ANASTASIA PYRINIS – NOVEMBER 20TH, 2017

There is a widespread social understanding that corporations are evil. They are portrayed as all-consuming giants that prey upon the everyday worker. In media, an entire dystopian film franchise can be built around a doomsday scenario where a corporation gains complete control and obliterates any concept of freedom or democracy. Yet, while it may be true that corporations often forgo their social responsibility since “there is one and only one social responsibility of a business” – to make money – as stated by Milton Friedman in Capitalism and Freedom, it is that self-interest that drives the economy just as much as individual concern for self-interest drives the desire to work.

So, when fiscal conservatives propose plans to decrease corporate taxation, fiscal liberals, without fail, rise in uproar. They remind everyone of all the evils of corporations – about their greed and their ever-accumulating wealth. But the truth of the matter is that the opposite scenario, raising taxes on corporations, does not do anyone favors.

There are several reasons why it is far more prudent to cut corporate taxes rather than raise them. For the purposes of this article, however, just one of those benefits will be explored: quite simply, a comparatively lower corporate tax rate allows the United States to retain and attract corporate investment and headquartering in the United States.

A lower corporate tax in a country neighboring the US can prompt a business with the requisite means to move its headquarters to the country with the lower corporate tax. Nothing would change for the company except its tax rate. But this would hurt the American federal government, for its tax policy would essentially sacrifice billions of dollars in revenue when it could have instead lowered the corporate tax and kept a majority of those dollars.

For example, in 2014, Burger King moved its corporate headquarters to Canada, despite being an American company, in an effort to evade the higher corporate income taxes in the United States. Canada has a corporate tax rate of 27% while the United States, which has maintained its corporate tax rate since 1909 (with few fluctuations), has a 35% tax rate.

To further mark the obsolescence of America’s corporate tax rate, in comparison to other G20 countries, the United States tops the list with the highest corporate tax rate–far exceeding competitors like the United Kingdom, which has a corporate tax rate of 19%. In fact, when comparing the United States with the corporate tax rates of countries around the world, it ranks among Gabon, Congo, Chad, and Zambia, all of which also have a 35% corporate tax rate. Meanwhile, progressive countries like Sweden, Switzerland, and Norway have corporate tax rates of 22%, 24.41% and 24% respectively.

Figure 1: G20 Corporate Tax Comparison (Data Obtained From Trading Economics)

 

But what does this staggering difference mean? For one, it indicates that corporate tax reform is necessary for America to remain competitive in keeping corporations headquartered in the United States as well as encouraging relocation to the United States. While decreasing corporate taxes will garner less federal revenue from individual companies initially, it will prompt future gains through company retention and an appeal to new companies moving to the United States.

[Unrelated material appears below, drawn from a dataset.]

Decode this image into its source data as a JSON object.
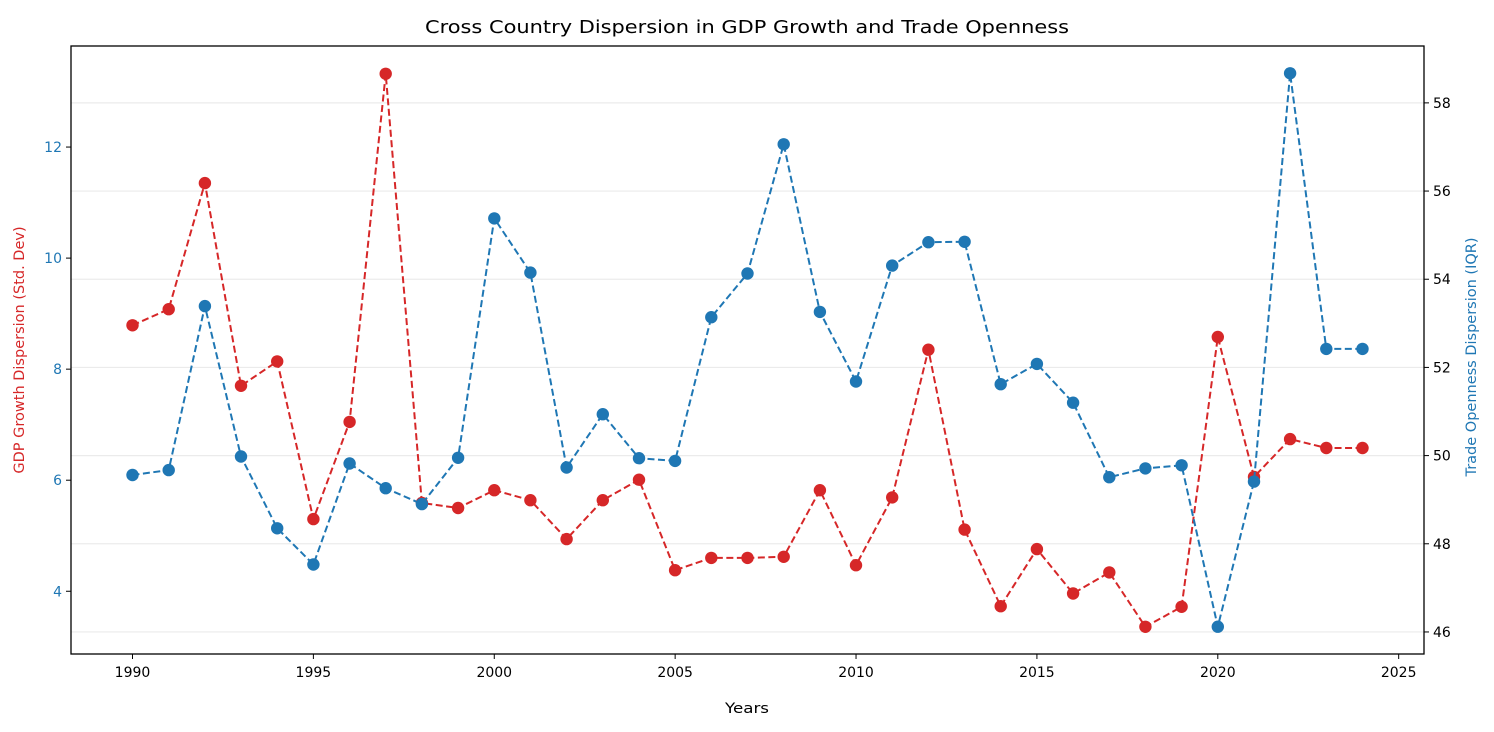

Under the new Republican tax bill proposal, that corporate tax will be dropped to 20%. This staggering drop will then place the United States only second to the United Kingdom among the G20 in terms of corporate economic tax, a drop that will ensure domestic corporate retention in addition to attracting the headquarters of corporations around the world.

Why is this competitiveness important? Quite simply, it allows the United States to be a flourishing center of economic growth. As reported by the National Bureau of Economic Research, “tax cuts are an effective way to bolster a weak economy and create jobs.” While the research notes that tax cuts for the top 10% have little to no effect on the economy, it does not consider corporations to be a part of those 10%. Rather, corporations are considered as an employment means that, for the most part, employ low and middle class individuals, not the top 10%. Coupled with what the Harvard Business Review describes as a “strategic intent” to expand whenever possible, corporations will not spend surpluses from lower tax rates just to raise CEO salaries but rather use that surplus to expand the company. That corporate expansion, by its very definition will create more jobs. Thus, as more companies base their operations in the United States, more job opportunities will surely come, and American economic influence will increase.

 

Disclaimer: The views published in this journal are those of the individual authors or speakers and do not necessarily reflect the position or policy of The Berkeley Economic Review staff, the Undergraduate Economics Association, the UC Berkeley Economics Department and faculty,  or the University of California at Berkeley in general.